Riset survei nasional yang dilakukan PR2Media (2021) menemukan, dari 1.256 jurnalis perempuan yang menjadi responden dalam survei nasional, sebanyak 1.077 responden (85,7 persen) pernah mengalami kekerasan sepanjang karier jurnalistik mereka, baik itu di ranah digital maupun ranah fisik. Hanya 179 responden (14,3 persen) tidak pernah mengalami kekerasan sama sekali. 

Dari 1.077 responden, sebanyak 880 jurnalis (70 persen) pernah mengalami kekerasan di ranah digital sekaligus di ranah fisik. Sementara itu, sebanyak 99 orang jurnalis (8 persen) pernah mengalami kekerasan di ranah digital saja dan 98 jurnalis (8 persen) pernah mengalami kekerasan di ranah fisik saja. 

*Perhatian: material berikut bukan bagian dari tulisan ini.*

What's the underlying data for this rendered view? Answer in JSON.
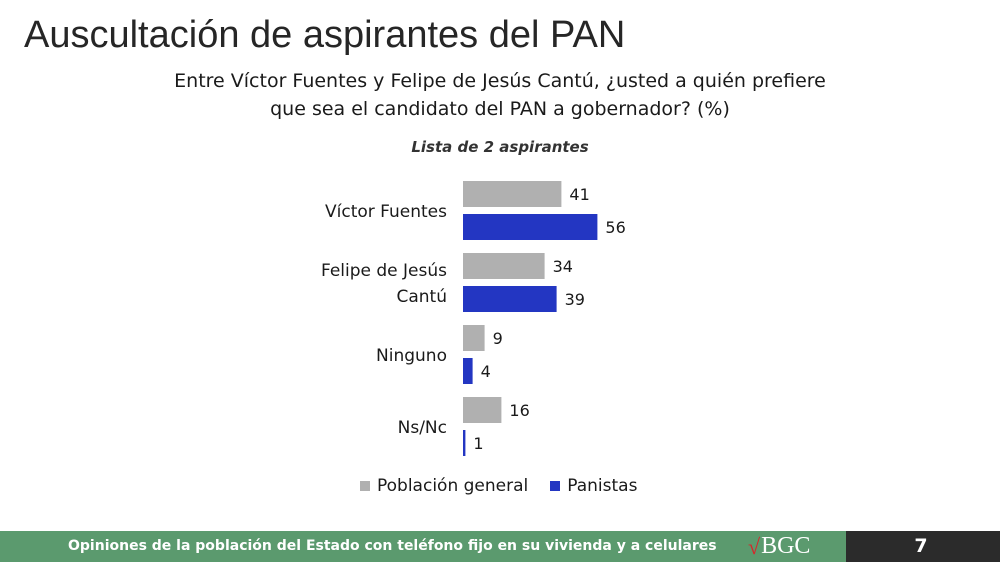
{
  "title": "Auscultación de aspirantes del PAN",
  "question_line1": "Entre Víctor Fuentes y Felipe de Jesús Cantú, ¿usted a quién prefiere",
  "question_line2": "que sea el candidato del PAN a gobernador? (%)",
  "subtitle": "Lista de 2 aspirantes",
  "chart_data": {
    "type": "bar",
    "orientation": "horizontal",
    "categories": [
      [
        "Víctor Fuentes"
      ],
      [
        "Felipe de Jesús",
        "Cantú"
      ],
      [
        "Ninguno"
      ],
      [
        "Ns/Nc"
      ]
    ],
    "series": [
      {
        "name": "Población general",
        "color": "#b0b0b0",
        "values": [
          41,
          34,
          9,
          16
        ]
      },
      {
        "name": "Panistas",
        "color": "#2336c2",
        "values": [
          56,
          39,
          4,
          1
        ]
      }
    ],
    "xlim": [
      0,
      60
    ],
    "grid": false,
    "legend": "bottom"
  },
  "footer": {
    "text": "Opiniones de la población del Estado con teléfono fijo en su vivienda y a celulares",
    "logo_mark": "√",
    "logo_text": "BGC",
    "page_number": "7",
    "color": "#5b9a6e"
  }
}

Mengutip Kurnia dalam Jurnalisme “Berita Palsu” & Disinformasi: Konteks Indonesia (2019), riset ini menekankan bahwa intimidasi dan pelecehan terhadap jurnalis perempuan di Indonesia di ranah digital bisa terjadi baik sebagai akibat dari profesinya maupun identitas gendernya. 

Sebagai akibat profesi, jurnalis perempuan mendapat tekanan di ruang digital karena liputannya dianggap tidak sesuai dengan keinginan kelompok penekan. Sebagai akibat identitas gender, jurnalis perempuan lebih banyak mengalami kekerasan di ruang digital dibandingkan dengan jurnalis laki-laki karena dianggap sebagai objek pelecehan atau kekerasan. 

Baca Juga: ‘Kan Sering Meliput, Masa Gak Berani Lapor?’ Sulitnya Jurnalis Kala Jadi Korban Kekerasan Seksual

Riset kemudian juga memaparkan berbagai cara yang dilakukan jurnalis dalam menanggapi kasus kekerasan yang dialami. Cara yang paling banyak dilakukan yakni melaporkan tindakan kekerasan ke atasan atau rekan kerja (52 persen). 

Cara lain, yaitu dengan melaporkan ke organisasi terkait seperti Aliansi Jurnalis Independen (AJI), Persatuan Wartawan Indonesia (PWI), Lembaga Bantuan Hukum (LBH) Pers, dan Dewan Pers (29 persen), dan mengajukan tuntutan hukum (10 persen). Respons lain yaitu menyelesaikan secara pribadi (9 persen) seperti menghadapi sendiri, menegur, melakukan diskusi, melancarkan serangan balik, bercerita ke kerabat, dan menuangkannya ke dalam tulisan atau artikel. 

Dari temuan di atas, dapat dilihat bagaimana perempuan memiliki berbagai strategi koping (coping strategy) dalam menghadapi kekerasan yang mereka alami. Padahal, kekerasan yang dialami jurnalis perempuan kerap menimbulkan dampak negatif seperti trauma dan rasa takut berkepanjangan. Kekerasan ini bisa juga menumbuhkan dampak ikutan seperti karier yang terancam bahkan kehilangan nyawa.   

Itu sebabnya beragam faktor, seperti internal (diri) dan eksternal (dukungan perusahaan dan lingkungan sekitar) sangat memengaruhi kemampuan jurnalis perempuan untuk bertahan.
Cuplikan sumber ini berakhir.